Согласна насчет справедливого наказания: но получается, что Беда его хвалит, что ли? Ведь справедливое наказание он доставил себе сам, своей рукой.
Сравнивать Иуду с Ахитофелом — обычное дело, внешняя канва и вправду схожа, но, если честно, я мало общего нахожу между их историями. Да, Ахитофел, переметнувшийся от Давида к Авессалому, тоже предатель и тоже удавился, но раскаяния никакого не выражал, мотив для предательства и для самоубийства у него был абсолютно другой, повесился он в собственном доме, при этом написав предварительно завещание, и похоронили его чин по чину.
И увидел Ахитофел, что не исполнен совет его, и оседлал осла, и собрался, и пошел в дом свой, в город свой, и сделал завещание дому своему, и удавился, и умер, и был погребен в гробе отца своего (2 Цар. 17: 23).
Маловато схожести. Видно, что Ахитофел был мужик обстоятельный и ко всему подходил серьезно, но с горькой историей Иуды это не имеет ничего общего.
Однако стоит отметить упомянутую Бедой «приобщенность к воздушным духам», духам злобы поднебесной. Это снова напоминает о замысле сатаны: сделать Иуду ненавистным небу и земле и навечно приобщить к аду, человека сделать подобным себе.
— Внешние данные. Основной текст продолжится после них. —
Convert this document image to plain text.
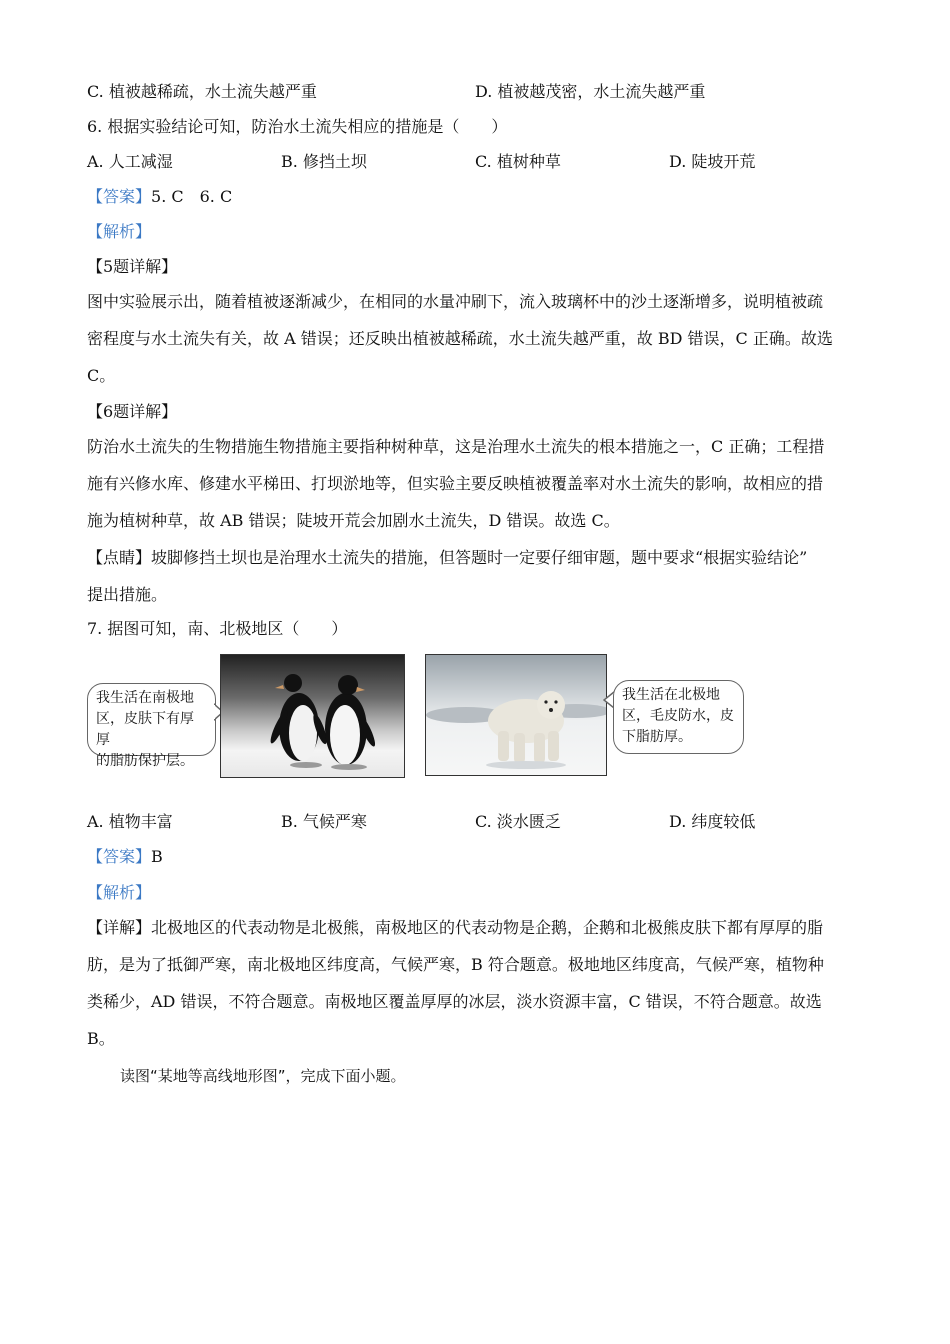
C. 植被越稀疏，水土流失越严重	D. 植被越茂密，水土流失越严重
6. 根据实验结论可知，防治水土流失相应的措施是（　　）
A. 人工减湿	B. 修挡土坝	C. 植树种草	D. 陡坡开荒
【答案】5. C　6. C
【解析】
【5题详解】
图中实验展示出，随着植被逐渐减少，在相同的水量冲刷下，流入玻璃杯中的沙土逐渐增多，说明植被疏
密程度与水土流失有关，故 A 错误；还反映出植被越稀疏，水土流失越严重，故 BD 错误，C 正确。故选
C。
【6题详解】
防治水土流失的生物措施生物措施主要指种树种草，这是治理水土流失的根本措施之一，C 正确；工程措
施有兴修水库、修建水平梯田、打坝淤地等，但实验主要反映植被覆盖率对水土流失的影响，故相应的措
施为植树种草，故 AB 错误；陡坡开荒会加剧水土流失，D 错误。故选 C。
【点睛】坡脚修挡土坝也是治理水土流失的措施，但答题时一定要仔细审题，题中要求“根据实验结论”
提出措施。
7. 据图可知，南、北极地区（　　）
我生活在南极地
区，皮肤下有厚厚
的脂肪保护层。
我生活在北极地
区，毛皮防水，皮
下脂肪厚。
A. 植物丰富	B. 气候严寒	C. 淡水匮乏	D. 纬度较低
【答案】B
【解析】
【详解】北极地区的代表动物是北极熊，南极地区的代表动物是企鹅，企鹅和北极熊皮肤下都有厚厚的脂
肪，是为了抵御严寒，南北极地区纬度高，气候严寒，B 符合题意。极地地区纬度高，气候严寒，植物种
类稀少，AD 错误，不符合题意。南极地区覆盖厚厚的冰层，淡水资源丰富，C 错误，不符合题意。故选
B。
读图“某地等高线地形图”，完成下面小题。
Занимательную версию можно встретить в одном из списков апокрифического Евангелия от Никодима:
«В одной особенно интересной рукописи рассказывается, как после совершения предательства Иуда возвращается к себе домой, чтобы найти веревку и повеситься. Придя на кухню, он видит свою жену, жарящую петуха на вертеле. Он говорит, чтобы она нашла для него веревку, на которой он сможет повеситься. В растерянности она спрашивает у него, почему он так решил. Тогда он рассказывает ей о том, что передал своего учителя Иисуса в руки злодеев, которые его убьют, но что Иисус воскреснет на третий день, явившись в ответ на горестные моления. Жена Иуды советует ему меньше думать и говорить. Ведь точно так же, как и этот жареный петух не сможет больше издать ни звука, так и Иисус не сможет восстать из мертвых.
Но сразу после ее слов жарящийся на вертеле петух расправил крылья и трижды прокукарекал. На Иуду это произвело такое впечатление, что он нашел веревку и повесился» [110].
Просто не знаю, что поучительного можно вынести из этой истории, кроме и без того известной всем женщинам печальной истины, что мужики — беспомощные котики и без участия жены ничего не могут отыскать в собственном доме, пока их жареный петух не клюнет. Оказывается, их страдания «где моя рубашка, где мои носки, я не могу найти мой ремень» имеют солидные библейские корни.
В общем, после этого текста претензии к Иуде появятся даже у феминисток, а к длинному списку его грехов добавится модный нынче грех патриархального шовинизма.
Толкователей и авторов апокрифов можно понять: им нужно было не только сочетать две версии смерти Искариота, но и придать им нравоучительный, назидательный характер. Утешить тех, кто слушает историю Христа и хотел бы своими руками порвать предателя. Отсюда и омерзительные подробности, и стремление заставить его помучиться подольше.
Но если, блюдя завет Оккама, не множить сущности сверх надобности, то картина вырисовывается вполне очевидная. Попытка самоубийства была первая и единственная, как и сказано в Евангелии, а падение тела с высоты привело к картине, описанной апостолом Петром.
Закрывая глаза в этой жизни, Иуда открывает их в вечности.
Где, по общему свидетельству отцов, его не ждет ровным счетом ничего хорошего.